Medical care is part of the rebuilding efforts in Iraq by way of clinics set up by the military. One of those is Smith Gate Clinic, a burn clinic for children that has received support from the Bismarck community through Bismarck physician Dr. Craig Lambrecht, who helped out at Smith Gate while stationed in Iraq with the North Dakota Army National Guard.
"They (soldiers) have families at home; they're gone for a year," Lambrecht said. "They're family people. They see happy kids like Mohammed, with incredible problems. They (the kids) have an emotional impact."
Lambrecht is a proponent of the clinic and the medically needy children of Iraq. When a child comes into a clinic with a life-threatening or life-altering condition, sometimes a surgeon can fix it. Other times, doctors like Lambrecht are called to try and line up doctors to provide the treatment for free at a facility that can best help the child's particular need.
This will be the sixth Iraqi family to be helped with a medical need through the Medcenter One Smith Gate Fund, which also supports the burn clinic in Iraq. Surgeons from Medcenter One will perform the boy's corrective surgery Sept. 4, the first time a child has come to Bismarck for care.
Mohammed has a birth defect that caused his bladder to form outside his pelvis. Without the surgery, Mohammed would not have been able to go to school. Ultimately, he could get an infection that could kill him, Lambrecht said.
"He's so well socialized, but going into adolescence, there would have been implications," Lambrecht said.
Hammood and her son tried for three years to get approval to come to the United States for this surgery. It takes time to get a family in a war zone approved for travel, Lambrecht said. He and an official at the U.S. Embassy in Kuwait helped the family get the necessary documents.
It helped that Mohammed's mother, and not his father, accompanied him. Paperwork for Iraqi men takes longer to be processed and the government would prefer the mother, rather than the father, to come, Lambrecht said.
Mohammed is the second oldest of five children. Hammood also has two daughters, ages 5 and 1, and two sons, ages 10 and 6. His family has lived for many generations in a small village in Iraq of about 300 people, about an hour from the nearest town.
Hammood and her husband, who is a taxi driver, live on a farm with their children and her husband's three brothers and their wives and children. That's between 15 and 20 people living in a home.
Here, they have gone to the zoo and eaten out at restaurants since arriving in Bismarck in late August, and a boat trip on the river is planned.
Of her son, Hammood says, "It's important I cook for him and wash his clothes and that he's having fun."
They've had to adjust to some things: Hammood called Al-Azawi one night because she was scared about two male volunteers who watch the Ronald McDonald House at night. Mohammed discovered the spray nozzle on the sink and surprised one of the house supervisors.

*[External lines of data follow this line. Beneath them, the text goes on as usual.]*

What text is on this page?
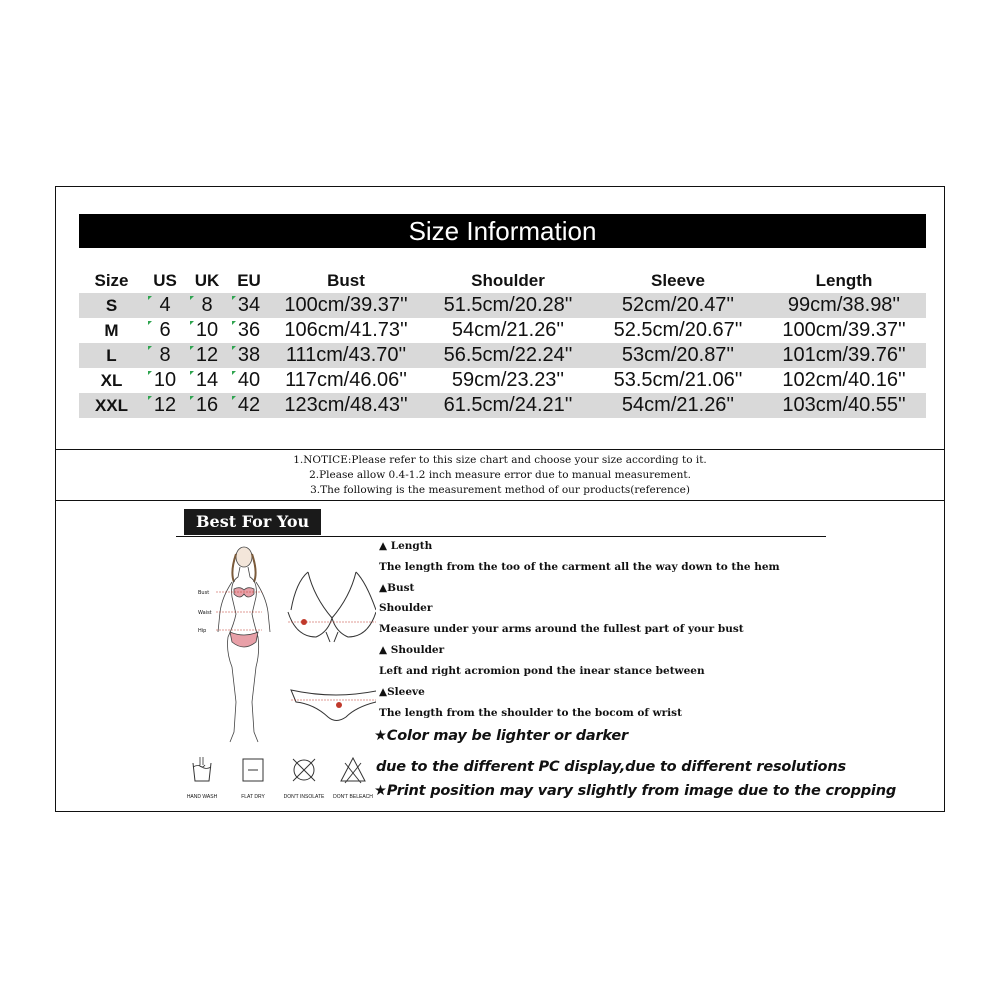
Size Information
Size	US	UK	EU	Bust	Shoulder	Sleeve	Length
S	4	8	34	100cm/39.37''	51.5cm/20.28''	52cm/20.47''	99cm/38.98''
M	6	10	36	106cm/41.73''	54cm/21.26''	52.5cm/20.67''	100cm/39.37''
L	8	12	38	111cm/43.70''	56.5cm/22.24''	53cm/20.87''	101cm/39.76''
XL	10	14	40	117cm/46.06''	59cm/23.23''	53.5cm/21.06''	102cm/40.16''
XXL	12	16	42	123cm/48.43''	61.5cm/24.21''	54cm/21.26''	103cm/40.55''
1.NOTICE:Please refer to this size chart and choose your size according to it.
2.Please allow 0.4-1.2 inch measure error due to manual measurement.
3.The following is the measurement method of our products(reference)
Best For You
Bust
Waist
Hip
▲ Length
The length from the too of the carment all the way down to the hem
▲Bust
Shoulder
Measure under your arms around the fullest part of your bust
▲ Shoulder
Left and right acromion pond the inear stance between
▲Sleeve
The length from the shoulder to the bocom of wrist
★Color may be lighter or darker
due to the different PC display,due to different resolutions
★Print position may vary slightly from image due to the cropping
HAND WASH	FLAT DRY	DON'T INSOLATE	DON'T BELEACH
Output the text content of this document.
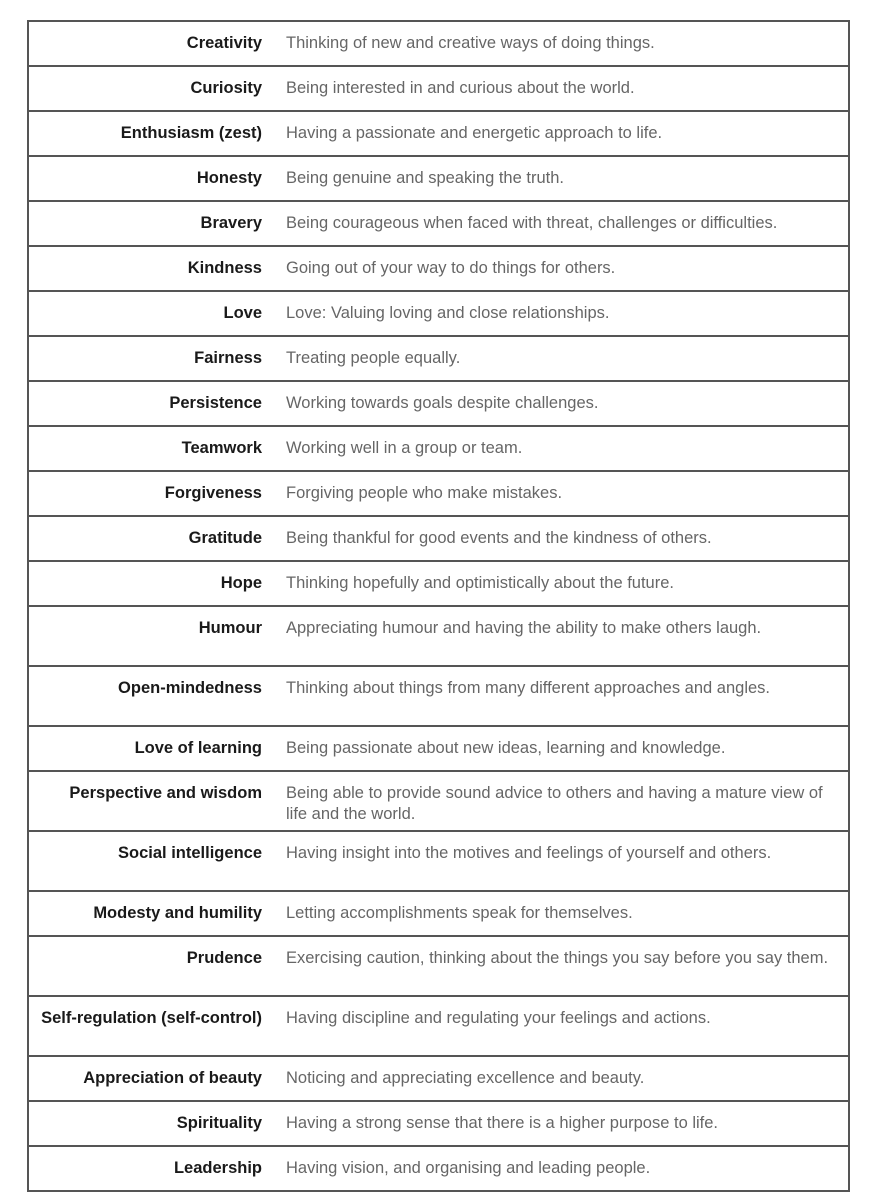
Creativity	Thinking of new and creative ways of doing things.
Curiosity	Being interested in and curious about the world.
Enthusiasm (zest)	Having a passionate and energetic approach to life.
Honesty	Being genuine and speaking the truth.
Bravery	Being courageous when faced with threat, challenges or difficulties.
Kindness	Going out of your way to do things for others.
Love	Love: Valuing loving and close relationships.
Fairness	Treating people equally.
Persistence	Working towards goals despite challenges.
Teamwork	Working well in a group or team.
Forgiveness	Forgiving people who make mistakes.
Gratitude	Being thankful for good events and the kindness of others.
Hope	Thinking hopefully and optimistically about the future.
Humour	Appreciating humour and having the ability to make others laugh.
Open-mindedness	Thinking about things from many different approaches and angles.
Love of learning	Being passionate about new ideas, learning and knowledge.
Perspective and wisdom	Being able to provide sound advice to others and having a mature view of life and the world.
Social intelligence	Having insight into the motives and feelings of yourself and others.
Modesty and humility	Letting accomplishments speak for themselves.
Prudence	Exercising caution, thinking about the things you say before you say them.
Self-regulation (self-control)	Having discipline and regulating your feelings and actions.
Appreciation of beauty	Noticing and appreciating excellence and beauty.
Spirituality	Having a strong sense that there is a higher purpose to life.
Leadership	Having vision, and organising and leading people.
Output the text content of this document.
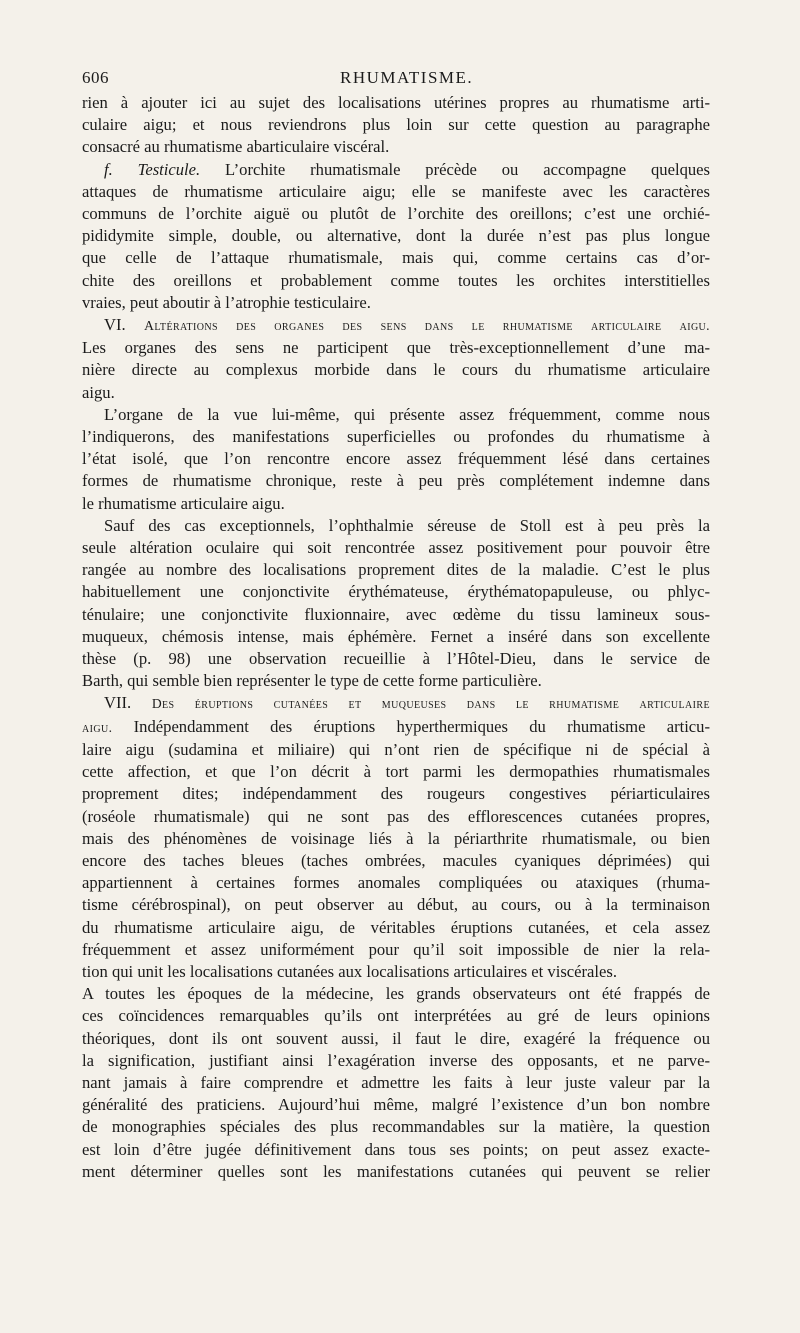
606	RHUMATISME.
rien à ajouter ici au sujet des localisations utérines propres au rhumatisme arti-
culaire aigu; et nous reviendrons plus loin sur cette question au paragraphe
consacré au rhumatisme abarticulaire viscéral.
f. Testicule. L’orchite rhumatismale précède ou accompagne quelques
attaques de rhumatisme articulaire aigu; elle se manifeste avec les caractères
communs de l’orchite aiguë ou plutôt de l’orchite des oreillons; c’est une orchié-
pididymite simple, double, ou alternative, dont la durée n’est pas plus longue
que celle de l’attaque rhumatismale, mais qui, comme certains cas d’or-
chite des oreillons et probablement comme toutes les orchites interstitielles
vraies, peut aboutir à l’atrophie testiculaire.
VI. Altérations des organes des sens dans le rhumatisme articulaire aigu.
Les organes des sens ne participent que très-exceptionnellement d’une ma-
nière directe au complexus morbide dans le cours du rhumatisme articulaire
aigu.
L’organe de la vue lui-même, qui présente assez fréquemment, comme nous
l’indiquerons, des manifestations superficielles ou profondes du rhumatisme à
l’état isolé, que l’on rencontre encore assez fréquemment lésé dans certaines
formes de rhumatisme chronique, reste à peu près complétement indemne dans
le rhumatisme articulaire aigu.
Sauf des cas exceptionnels, l’ophthalmie séreuse de Stoll est à peu près la
seule altération oculaire qui soit rencontrée assez positivement pour pouvoir être
rangée au nombre des localisations proprement dites de la maladie. C’est le plus
habituellement une conjonctivite érythémateuse, érythématopapuleuse, ou phlyc-
ténulaire; une conjonctivite fluxionnaire, avec œdème du tissu lamineux sous-
muqueux, chémosis intense, mais éphémère. Fernet a inséré dans son excellente
thèse (p. 98) une observation recueillie à l’Hôtel-Dieu, dans le service de
Barth, qui semble bien représenter le type de cette forme particulière.
VII. Des éruptions cutanées et muqueuses dans le rhumatisme articulaire
aigu. Indépendamment des éruptions hyperthermiques du rhumatisme articu-
laire aigu (sudamina et miliaire) qui n’ont rien de spécifique ni de spécial à
cette affection, et que l’on décrit à tort parmi les dermopathies rhumatismales
proprement dites; indépendamment des rougeurs congestives périarticulaires
(roséole rhumatismale) qui ne sont pas des efflorescences cutanées propres,
mais des phénomènes de voisinage liés à la périarthrite rhumatismale, ou bien
encore des taches bleues (taches ombrées, macules cyaniques déprimées) qui
appartiennent à certaines formes anomales compliquées ou ataxiques (rhuma-
tisme cérébrospinal), on peut observer au début, au cours, ou à la terminaison
du rhumatisme articulaire aigu, de véritables éruptions cutanées, et cela assez
fréquemment et assez uniformément pour qu’il soit impossible de nier la rela-
tion qui unit les localisations cutanées aux localisations articulaires et viscérales.
A toutes les époques de la médecine, les grands observateurs ont été frappés de
ces coïncidences remarquables qu’ils ont interprétées au gré de leurs opinions
théoriques, dont ils ont souvent aussi, il faut le dire, exagéré la fréquence ou
la signification, justifiant ainsi l’exagération inverse des opposants, et ne parve-
nant jamais à faire comprendre et admettre les faits à leur juste valeur par la
généralité des praticiens. Aujourd’hui même, malgré l’existence d’un bon nombre
de monographies spéciales des plus recommandables sur la matière, la question
est loin d’être jugée définitivement dans tous ses points; on peut assez exacte-
ment déterminer quelles sont les manifestations cutanées qui peuvent se relier
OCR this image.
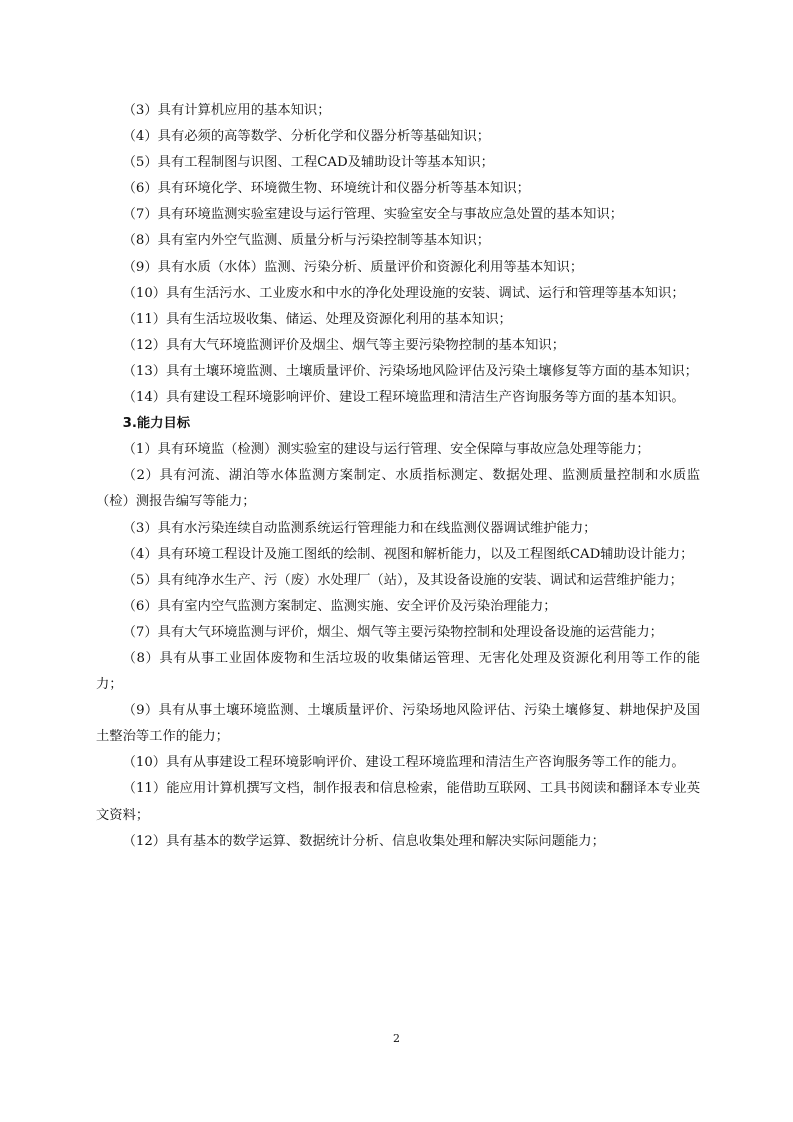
（3）具有计算机应用的基本知识；

（4）具有必须的高等数学、分析化学和仪器分析等基础知识；

（5）具有工程制图与识图、工程CAD及辅助设计等基本知识；

（6）具有环境化学、环境微生物、环境统计和仪器分析等基本知识；

（7）具有环境监测实验室建设与运行管理、实验室安全与事故应急处置的基本知识；

（8）具有室内外空气监测、质量分析与污染控制等基本知识；

（9）具有水质（水体）监测、污染分析、质量评价和资源化利用等基本知识；

（10）具有生活污水、工业废水和中水的净化处理设施的安装、调试、运行和管理等基本知识；

（11）具有生活垃圾收集、储运、处理及资源化利用的基本知识；

（12）具有大气环境监测评价及烟尘、烟气等主要污染物控制的基本知识；

（13）具有土壤环境监测、土壤质量评价、污染场地风险评估及污染土壤修复等方面的基本知识；

（14）具有建设工程环境影响评价、建设工程环境监理和清洁生产咨询服务等方面的基本知识。

3.能力目标

（1）具有环境监（检测）测实验室的建设与运行管理、安全保障与事故应急处理等能力；

（2）具有河流、湖泊等水体监测方案制定、水质指标测定、数据处理、监测质量控制和水质监（检）测报告编写等能力；

（3）具有水污染连续自动监测系统运行管理能力和在线监测仪器调试维护能力；

（4）具有环境工程设计及施工图纸的绘制、视图和解析能力，以及工程图纸CAD辅助设计能力；

（5）具有纯净水生产、污（废）水处理厂（站），及其设备设施的安装、调试和运营维护能力；

（6）具有室内空气监测方案制定、监测实施、安全评价及污染治理能力；

（7）具有大气环境监测与评价，烟尘、烟气等主要污染物控制和处理设备设施的运营能力；

（8）具有从事工业固体废物和生活垃圾的收集储运管理、无害化处理及资源化利用等工作的能力；

（9）具有从事土壤环境监测、土壤质量评价、污染场地风险评估、污染土壤修复、耕地保护及国土整治等工作的能力；

（10）具有从事建设工程环境影响评价、建设工程环境监理和清洁生产咨询服务等工作的能力。

（11）能应用计算机撰写文档，制作报表和信息检索，能借助互联网、工具书阅读和翻译本专业英文资料；

（12）具有基本的数学运算、数据统计分析、信息收集处理和解决实际问题能力；

2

But some people have helped remind them of home. Al-Azawi had them over and cooked an Iraqi meal for them. Rola Koleilat, wife of local surgeon Nadim Koleilat, has spent time with Hammood.
Then there is an Iraqi woman who lives in Bismarck and has no family in the United States. She found out Hammood was in town and came to visit her. She has visited or called her every day since.
The Medcenter One Foundation also is accepting items to help the family while they are in town. They could use international calling cards, toiletries, grocery store gift cards and other store gift cards to help with items like clothing. Donations would also help cover the $70 per week lodging fee at the Ronald McDonald House and money for meals for Hammood while Mohammed is in the hospital.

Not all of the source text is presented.